I’ve had the luxury of a few days to sit with my thoughts on Necrobarista before having to tell you wot I think, and wot I think is this: the game tricked me in the best possible way. Of course it’s a game about death, it’s set in a café that predominantly serves the recently deceased. Many of its characters are wrestling with their own mortality, some after already having kicked the bucket. But it soaks the player in such warmth and charm and humour that it managed to entirely bypassed my anxiety on the topic without shying away from addressing it properly.
Necrobarista is primarily a linear visual novel; aside from unlocking side stories during intermissions between chapters, you don’t have a lot of control over the plot. It opens in media res, on a ritual undertaken by the necrobarista herself, Maddy. It’s a stylish introduction to the world (and its incredibly cool music), before we cut back to a few days earlier. The Terminal café has a new patron, the recently deceased Kishan, and Maddy lays down the rules: 24 hours to adjust to being dead, and then onto the next thing, whatever that may be.
That’s the game’s backstory. Here’s mine: for the past year I’ve been in cancer remission, which I always have to immediately caveat is less scary than it sounds because it was a very unthreatening form of cancer, but still, it involves spending a lot of time in hospitals playing a particularly unfun game of Schrödinger’s cat where there’s always the small chance your own body has become the lethal box. It also involves an inordinate amount of waiting around, and a lot of coming into contact with people much sicker than you, which combined with having an anxious runaway minecart of a brain, often becomes a whole lot of thinking about dying. Usually, it sucks.
Which is why I’m surprised that Necrobarista tricked me into thinking about dying some more, in a way that both flew under the radar and, in hindsight, feels like it was actually productive.
This is accomplished through the game’s phenomenal writing. It doesn’t gawk at death, never even raising what befell Kishan. But neither does it gloss over the fact that he is struggling to come to terms with this new state of affairs. His reactions feel genuine: he has panic attacks, gets drunk, and asks a million questions.
But all the characters feel genuine, even when they’re not preoccupied with their own deaths. Maddy’s overtired grouchiness, the hyperactivity of 13-year-old robot tinkerer Ashley, and the mysterious but mentorly Chay are all excellent, and the dynamics between characters feel like the established patter of good pals. It makes both the jokes and the more serious moments feel like they arise naturally, as they do in real conversations.

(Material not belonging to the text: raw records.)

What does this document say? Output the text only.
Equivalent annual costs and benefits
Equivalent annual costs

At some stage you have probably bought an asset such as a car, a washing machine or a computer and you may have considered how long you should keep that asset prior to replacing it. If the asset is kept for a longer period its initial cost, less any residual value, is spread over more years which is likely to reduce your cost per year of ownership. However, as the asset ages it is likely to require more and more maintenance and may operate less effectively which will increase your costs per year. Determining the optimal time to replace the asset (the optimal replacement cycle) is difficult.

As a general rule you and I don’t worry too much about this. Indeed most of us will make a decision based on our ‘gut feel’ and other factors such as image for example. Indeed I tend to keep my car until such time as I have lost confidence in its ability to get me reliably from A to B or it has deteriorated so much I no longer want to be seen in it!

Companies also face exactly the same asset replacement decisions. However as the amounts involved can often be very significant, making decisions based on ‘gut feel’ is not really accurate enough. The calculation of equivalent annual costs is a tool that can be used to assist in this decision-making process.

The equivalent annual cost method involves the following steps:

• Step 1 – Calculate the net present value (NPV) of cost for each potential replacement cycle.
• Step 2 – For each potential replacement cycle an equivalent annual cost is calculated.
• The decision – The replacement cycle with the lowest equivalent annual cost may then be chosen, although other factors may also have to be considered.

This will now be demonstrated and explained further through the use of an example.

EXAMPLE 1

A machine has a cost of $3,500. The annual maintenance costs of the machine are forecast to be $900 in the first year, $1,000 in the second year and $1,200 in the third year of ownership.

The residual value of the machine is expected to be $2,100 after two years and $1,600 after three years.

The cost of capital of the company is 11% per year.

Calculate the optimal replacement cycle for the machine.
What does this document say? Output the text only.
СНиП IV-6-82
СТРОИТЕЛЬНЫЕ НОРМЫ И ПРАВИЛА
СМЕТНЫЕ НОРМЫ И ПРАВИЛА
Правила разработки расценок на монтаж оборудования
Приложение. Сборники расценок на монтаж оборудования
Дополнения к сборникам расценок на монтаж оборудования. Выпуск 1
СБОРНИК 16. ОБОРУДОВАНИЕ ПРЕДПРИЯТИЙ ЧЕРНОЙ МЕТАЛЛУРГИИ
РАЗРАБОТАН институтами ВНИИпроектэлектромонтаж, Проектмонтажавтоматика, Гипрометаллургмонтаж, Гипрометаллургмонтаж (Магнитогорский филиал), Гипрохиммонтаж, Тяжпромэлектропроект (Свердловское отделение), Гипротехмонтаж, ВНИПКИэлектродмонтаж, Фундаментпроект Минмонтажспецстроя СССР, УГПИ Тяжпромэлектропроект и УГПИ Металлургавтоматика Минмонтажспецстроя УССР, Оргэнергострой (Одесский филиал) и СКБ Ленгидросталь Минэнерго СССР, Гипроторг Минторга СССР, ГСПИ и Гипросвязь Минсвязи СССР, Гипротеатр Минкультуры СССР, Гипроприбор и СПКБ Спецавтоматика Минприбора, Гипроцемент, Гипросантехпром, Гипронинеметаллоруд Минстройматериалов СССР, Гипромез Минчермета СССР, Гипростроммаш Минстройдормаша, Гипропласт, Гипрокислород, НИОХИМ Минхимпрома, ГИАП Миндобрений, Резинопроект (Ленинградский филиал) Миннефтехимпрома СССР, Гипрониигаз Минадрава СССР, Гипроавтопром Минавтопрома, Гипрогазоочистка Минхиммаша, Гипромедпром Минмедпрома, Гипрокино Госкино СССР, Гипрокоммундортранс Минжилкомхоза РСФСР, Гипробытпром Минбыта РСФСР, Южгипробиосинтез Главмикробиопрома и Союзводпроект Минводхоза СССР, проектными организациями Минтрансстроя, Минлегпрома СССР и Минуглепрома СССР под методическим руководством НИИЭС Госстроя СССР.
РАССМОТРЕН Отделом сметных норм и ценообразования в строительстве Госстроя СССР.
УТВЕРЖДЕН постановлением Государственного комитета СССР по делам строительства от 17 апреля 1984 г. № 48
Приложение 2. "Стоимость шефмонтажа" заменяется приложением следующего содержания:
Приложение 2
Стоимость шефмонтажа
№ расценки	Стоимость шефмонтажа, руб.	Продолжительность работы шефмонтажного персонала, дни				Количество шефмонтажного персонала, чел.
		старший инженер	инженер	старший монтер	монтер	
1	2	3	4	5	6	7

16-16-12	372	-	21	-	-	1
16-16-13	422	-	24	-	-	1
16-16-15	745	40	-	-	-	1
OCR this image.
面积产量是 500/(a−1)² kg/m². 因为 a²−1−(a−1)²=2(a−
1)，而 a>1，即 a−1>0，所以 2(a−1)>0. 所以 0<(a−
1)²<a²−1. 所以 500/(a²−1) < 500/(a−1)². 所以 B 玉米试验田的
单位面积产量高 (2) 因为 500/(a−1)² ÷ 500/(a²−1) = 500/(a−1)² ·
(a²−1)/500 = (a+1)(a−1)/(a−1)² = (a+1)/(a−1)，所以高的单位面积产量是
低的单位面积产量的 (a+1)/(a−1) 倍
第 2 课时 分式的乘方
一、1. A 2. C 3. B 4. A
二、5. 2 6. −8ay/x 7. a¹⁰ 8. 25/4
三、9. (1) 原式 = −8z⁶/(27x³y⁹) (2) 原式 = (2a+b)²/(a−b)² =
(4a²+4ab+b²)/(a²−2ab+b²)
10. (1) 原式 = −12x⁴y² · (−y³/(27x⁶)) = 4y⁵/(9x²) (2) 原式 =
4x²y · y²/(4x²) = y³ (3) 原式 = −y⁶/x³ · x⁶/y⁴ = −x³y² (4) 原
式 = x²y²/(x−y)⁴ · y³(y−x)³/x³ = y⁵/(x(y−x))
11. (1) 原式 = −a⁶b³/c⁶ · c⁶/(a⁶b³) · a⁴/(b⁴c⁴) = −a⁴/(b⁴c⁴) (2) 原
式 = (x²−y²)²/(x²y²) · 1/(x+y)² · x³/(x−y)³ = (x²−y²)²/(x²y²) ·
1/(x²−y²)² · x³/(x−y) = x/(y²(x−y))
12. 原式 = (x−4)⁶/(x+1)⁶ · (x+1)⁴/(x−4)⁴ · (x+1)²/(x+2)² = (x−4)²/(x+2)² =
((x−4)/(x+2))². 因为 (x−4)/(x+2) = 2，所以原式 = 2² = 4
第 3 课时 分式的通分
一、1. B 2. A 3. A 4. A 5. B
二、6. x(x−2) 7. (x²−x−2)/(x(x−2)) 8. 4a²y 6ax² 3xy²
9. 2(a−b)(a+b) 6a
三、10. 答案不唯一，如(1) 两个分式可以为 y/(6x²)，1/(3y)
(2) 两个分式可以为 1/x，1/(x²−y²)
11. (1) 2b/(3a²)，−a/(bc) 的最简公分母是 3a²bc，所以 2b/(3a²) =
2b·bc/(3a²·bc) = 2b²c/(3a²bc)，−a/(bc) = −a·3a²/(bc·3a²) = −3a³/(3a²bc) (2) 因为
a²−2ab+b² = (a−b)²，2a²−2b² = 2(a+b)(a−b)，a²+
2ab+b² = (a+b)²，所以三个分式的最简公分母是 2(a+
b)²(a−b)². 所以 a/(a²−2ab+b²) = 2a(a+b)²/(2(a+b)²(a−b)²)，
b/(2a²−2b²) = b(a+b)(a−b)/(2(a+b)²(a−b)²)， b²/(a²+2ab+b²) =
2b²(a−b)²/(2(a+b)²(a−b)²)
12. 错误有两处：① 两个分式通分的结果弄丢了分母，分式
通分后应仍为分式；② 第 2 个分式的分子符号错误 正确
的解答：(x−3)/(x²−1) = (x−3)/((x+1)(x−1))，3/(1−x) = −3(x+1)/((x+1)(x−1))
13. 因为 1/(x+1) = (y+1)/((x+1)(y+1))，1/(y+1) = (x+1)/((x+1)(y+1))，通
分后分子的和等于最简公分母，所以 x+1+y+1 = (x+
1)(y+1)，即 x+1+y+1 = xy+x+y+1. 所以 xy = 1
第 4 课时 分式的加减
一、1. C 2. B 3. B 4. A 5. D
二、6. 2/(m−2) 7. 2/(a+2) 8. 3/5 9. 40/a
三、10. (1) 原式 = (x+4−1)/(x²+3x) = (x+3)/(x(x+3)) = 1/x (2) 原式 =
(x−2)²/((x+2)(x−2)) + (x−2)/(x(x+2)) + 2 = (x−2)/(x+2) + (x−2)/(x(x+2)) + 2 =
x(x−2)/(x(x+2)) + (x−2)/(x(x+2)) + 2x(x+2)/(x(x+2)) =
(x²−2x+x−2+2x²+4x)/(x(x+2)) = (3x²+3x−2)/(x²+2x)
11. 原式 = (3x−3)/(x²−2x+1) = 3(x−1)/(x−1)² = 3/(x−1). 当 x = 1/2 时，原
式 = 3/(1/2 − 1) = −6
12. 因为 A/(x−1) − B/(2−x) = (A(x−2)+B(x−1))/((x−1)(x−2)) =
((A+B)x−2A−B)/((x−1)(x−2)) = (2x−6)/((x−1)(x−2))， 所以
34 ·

The pacing of these helps, too. Dialogue will sometimes take a hard turn away from banter, like in one memorable moment where mostly-comic-relief-character Ashley opens up about the pressure she feels to be the best. But it never feels jarring; more like it’s been a long time coming. They also always manage to bounce back without being weighed down, while not letting that cheapen the moment.
And it’s not just the pacing of the conversations, but the overall structure of the thing that helps its themes go down more easily. It only lasts for three or four hours, which certainly helps it to not get bogged down, and it’s split into many short chapters. The bulk of the game is straightforward reading, but it’s far less static than most visual novels, with camera angles constantly changing as if to better show off the game’s fantastic art, and text appearing all over the shop with a flowing pace, pausing and continuing to indicate the speaker’s cadence.
The intermissions are different, though, beginning with a small interlude featuring three of the robots Ashley’s created discussing the preceding events. I couldn’t tell you how three sentient beings made of glued together trash also manage to walk the line between humorous, heart warming, and thought-provoking, but they pull it off.
After the robots have chatted a bit, you get a screen full of words highlighted in the preceding chapter. (You can click on those words while reading for a little aside, but it often feels distracting to do so.) You pick seven of them to exchange for tokens in different categories relating to the game, like “death,” “Maddy,” and “Melbourne.” (It’s a game that’s very proud of its Australian setting.) Then you get to walk around the café in first person, exploring some of its stranger areas and interacting with some items to switch tokens for side stories that took place in the café at other times.
They’re also excellently written, but you can’t unlock them all, and there’s not an easy way to tell what tokens you’ll need in advance, so they’re really just a bonus. But their inclusion, along with the rest of these intermissions, lightens up the main plot, giving it room to breathe and preventing it from becoming overwhelming.
I’ve skirted around that plot a little because I don’t want to get into spoilers, but having had time to reflect it’s the arcs of two characters in particular that work so well. Both are dealing with their own deaths, coming at it from very different angles, and end up with almost diametrically opposed endings.
In short, Necrobarista realises that there are no objectively correct answers to the questions it raises about mortality, loss, and how to live a good life. In giving these two characters their different resolutions without presenting either as better than the other, it manages to acknowledge that while simultaneously giving both a satisfying conclusion. Landing a fulfilling ending is a tricky thing for any story to accomplish; to do it while offering up meaningful thoughts about an extremely difficult topic while feeling neither overbearing nor flippant is incredible.